Хасан хлопнул в ладоши. Появился растолстевший и важный Лулу.
— Пошли к Марьям, вели ей доставить два бурдюка с вином получше для моих друзей, и пусть нам прислуживает ее брат. А потом пригласи ко мне всех моих друзей и тех, кто раньше считался другом, и прикажи потом приготовить все, что нужно, и побыстрей.
Получить приглашение от любимого поэта халифа, прославленного Абу Нувасу, считается честью, тем более что он теперь реже устраивал пирушки — вечерами его требовал к себе Амин, а в другое время он был утомлен. Встретиться с ним легче всего у Марьям — там он часто занимался с учениками, диктовал им свои стихи, исправлял писанное ими, иногда читал молодым любимых древних поэтов.

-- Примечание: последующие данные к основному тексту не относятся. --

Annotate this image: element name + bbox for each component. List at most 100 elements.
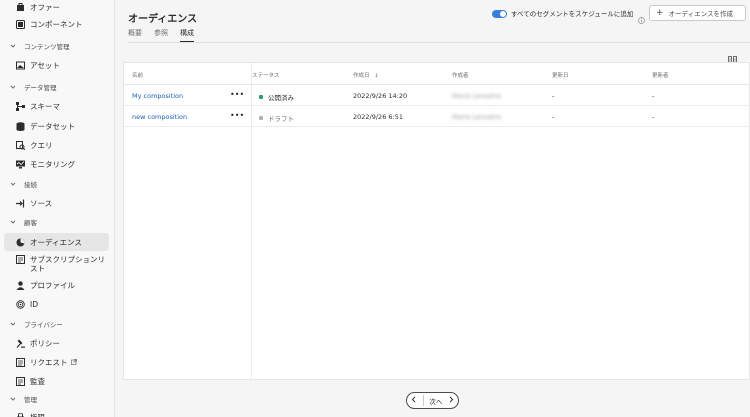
column-header-updater[interactable]: 更新者 xyxy=(652,71,669,79)
query-icon xyxy=(16,140,25,150)
sidebar-item-audiences[interactable]: オーディエンス xyxy=(4,233,109,251)
sidebar-item-label: リクエスト xyxy=(30,357,68,367)
chevron-down-icon xyxy=(10,181,16,187)
more-actions-icon[interactable]: ••• xyxy=(230,90,244,99)
status-dot xyxy=(259,95,263,99)
gavel-icon xyxy=(16,339,25,348)
sidebar-item-policies[interactable]: ポリシー xyxy=(4,334,109,352)
schedule-all-segments-label: すべてのセグメントをスケジュールに追加 xyxy=(511,10,634,18)
section-customer[interactable]: 顧客 xyxy=(10,215,37,229)
audience-icon xyxy=(16,238,25,247)
source-icon xyxy=(16,199,25,208)
composition-name-link[interactable]: My composition xyxy=(132,92,183,100)
chevron-down-icon xyxy=(10,219,16,225)
sidebar-item-audit[interactable]: 監査 xyxy=(4,372,109,390)
sidebar-item-schemas[interactable]: スキーマ xyxy=(4,97,109,115)
sidebar-item-requests[interactable]: リクエスト xyxy=(4,353,109,371)
table-row[interactable]: new composition ••• ドラフト 2022/9/26 6:51 … xyxy=(124,106,749,127)
pager-divider xyxy=(422,395,424,406)
sidebar-item-label: ポリシー xyxy=(30,338,60,348)
chevron-right-icon[interactable] xyxy=(448,396,454,405)
sidebar-item-monitoring[interactable]: モニタリング xyxy=(4,155,109,173)
chevron-down-icon xyxy=(10,396,16,402)
subscription-icon xyxy=(16,255,25,264)
pagination: 次へ xyxy=(406,392,459,409)
sidebar-item-identities[interactable]: ID xyxy=(4,295,109,313)
sidebar-item-label: クエリ xyxy=(30,140,53,150)
section-privacy[interactable]: プライバシー xyxy=(10,317,63,331)
page-title: オーディエンス xyxy=(128,14,198,25)
section-administration[interactable]: 管理 xyxy=(10,392,37,406)
schema-icon xyxy=(16,101,25,111)
sidebar-item-label: ID xyxy=(30,299,38,309)
sidebar-item-components[interactable]: コンポーネント xyxy=(4,15,109,33)
tab-compositions[interactable]: 構成 xyxy=(180,28,194,43)
request-icon xyxy=(16,357,25,367)
composition-name-link[interactable]: new composition xyxy=(132,113,187,121)
sidebar-item-datasets[interactable]: データセット xyxy=(4,117,109,135)
sidebar-item-subscription-lists[interactable]: サブスクリプションリスト xyxy=(4,253,109,275)
more-actions-icon[interactable]: ••• xyxy=(230,111,244,120)
info-icon[interactable] xyxy=(638,9,645,24)
sidebar-item-label: 権限 xyxy=(30,412,45,417)
section-connections[interactable]: 接続 xyxy=(10,177,37,191)
chevron-down-icon xyxy=(10,84,16,90)
schedule-all-segments-toggle[interactable] xyxy=(492,10,507,18)
column-header-updated[interactable]: 更新日 xyxy=(552,71,569,79)
sidebar-item-label: サブスクリプションリスト xyxy=(30,255,105,273)
sidebar-item-offers[interactable]: オファー xyxy=(4,0,109,16)
next-page-button[interactable]: 次へ xyxy=(429,396,442,406)
compositions-table: 名前 ステータス 作成日 ↓ 作成者 更新日 更新者 My compositio… xyxy=(123,62,750,381)
sidebar-item-sources[interactable]: ソース xyxy=(4,194,109,212)
dataset-icon xyxy=(16,121,25,131)
sidebar-item-permissions[interactable]: 権限 xyxy=(4,408,109,417)
main-content: オーディエンス すべてのセグメントをスケジュールに追加 + オーディエンスを作成… xyxy=(116,0,750,417)
updater-name: - xyxy=(652,113,655,121)
status-badge: ドラフト xyxy=(259,113,294,123)
offer-icon xyxy=(16,2,25,12)
profile-icon xyxy=(16,280,25,290)
chevron-down-icon xyxy=(10,321,16,327)
sidebar-item-label: オーディエンス xyxy=(30,237,82,247)
chevron-left-icon[interactable] xyxy=(411,396,417,405)
sidebar-item-label: モニタリング xyxy=(30,159,75,169)
chevron-down-icon xyxy=(10,43,16,49)
monitoring-icon xyxy=(16,160,25,169)
created-date: 2022/9/26 6:51 xyxy=(353,113,403,121)
section-data-management[interactable]: データ管理 xyxy=(10,80,57,94)
tab-divider xyxy=(128,42,750,43)
create-audience-label: オーディエンスを作成 xyxy=(668,10,733,18)
status-dot xyxy=(259,116,263,120)
column-header-status[interactable]: ステータス xyxy=(252,71,280,79)
column-header-name[interactable]: 名前 xyxy=(132,71,143,79)
table-header: 名前 ステータス 作成日 ↓ 作成者 更新日 更新者 xyxy=(124,63,749,85)
section-content-management[interactable]: コンテンツ管理 xyxy=(10,39,70,53)
sidebar-item-queries[interactable]: クエリ xyxy=(4,136,109,154)
sidebar-item-assets[interactable]: アセット xyxy=(4,56,109,74)
column-header-creator[interactable]: 作成者 xyxy=(452,71,469,79)
tab-overview[interactable]: 概要 xyxy=(128,28,142,42)
table-row[interactable]: My composition ••• 公開済み 2022/9/26 14:20 … xyxy=(124,85,749,106)
component-icon xyxy=(16,19,25,29)
left-navigation: オファー コンポーネント コンテンツ管理 アセット データ管理 スキーマ データ… xyxy=(0,0,115,417)
create-audience-button[interactable]: + オーディエンスを作成 xyxy=(649,5,746,21)
tab-bar: 概要 参照 構成 xyxy=(128,28,194,43)
updater-name: - xyxy=(652,92,655,100)
creator-name: Marie Lemaitre xyxy=(452,92,501,100)
column-header-created[interactable]: 作成日 ↓ xyxy=(353,71,379,79)
sidebar-item-profiles[interactable]: プロファイル xyxy=(4,276,109,294)
sort-descending-icon: ↓ xyxy=(374,73,379,79)
sidebar-item-label: ソース xyxy=(30,198,53,208)
creator-name: Marie Lemaitre xyxy=(452,113,501,121)
sidebar-item-label: データセット xyxy=(30,121,75,131)
permission-icon xyxy=(16,412,25,417)
sidebar-item-label: アセット xyxy=(30,60,60,70)
sidebar-item-label: プロファイル xyxy=(30,280,75,290)
tab-browse[interactable]: 参照 xyxy=(154,28,168,42)
fingerprint-icon xyxy=(16,299,25,309)
column-settings-icon[interactable] xyxy=(728,50,737,65)
updated-date: - xyxy=(552,92,555,100)
asset-icon xyxy=(16,61,25,70)
sidebar-item-label: スキーマ xyxy=(30,101,60,111)
external-link-icon xyxy=(70,358,77,367)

Но сегодня выдался свободный вечер. Амин нашел себе новую забаву — танцы в широкой длинной юбке на обручах с приделанной тряпичной лошадиной головой. Если кто посмотрит со стороны, покажется, что перед ним низенькая пузатая лошадь, покрытая попоной и несущая коротконогого всадника. Раньше эту персидскую простонародную игру можно было увидеть разве что на рынках, но Амин ввел ее в обиход, и один из придворных халифа жаловался Хасану, что повелитель правоверных однажды заставил его всю ночь дудеть в пастушью свирель, под звуки которой халиф любил плясать вместе со своими невольницами и евнухами.
… Друзья собрались, и Хасан с теснящей грудь тоской увидел, как изменились многие — Хали потерял несколько зубов и стал шепелявить, Раккаши сидел, приоткрыв рот и вытирая платком слезящиеся глаза, Муслима не было — говорили, что он находится в Хорасане, при Абдаллахе, брате халифа. Из учеников некоторые выглядели старше Хасана, которому негустая борода и все еще сохранившаяся подвижность придавали моложавый вид.
Наконец брат Марьям принес вино.
— Ну-ка, налей нам на пробу, молодец! — обратился к нему Хали, а Хасан добавил:
— Мы будем пить и посрамим клеветников, упрекающих нас в лицемерном раскаянии и отказе от вина — брата нашей души. Эй, сын Шломы, потомок собеседника божьего, налей и подай чашу мне первому, а я пущу ее по кругу.
Взяв в правую руку чащу с густым красным вином, Хасан сказал:
— Как мне отказаться от вина, когда сердце мое разделили
Взор прекрасных глаз и блеск вина в кубке?
Если ты не можешь высечь искру из огнива,
Разожги свой костер, если хочешь, взяв огонь моего сердца!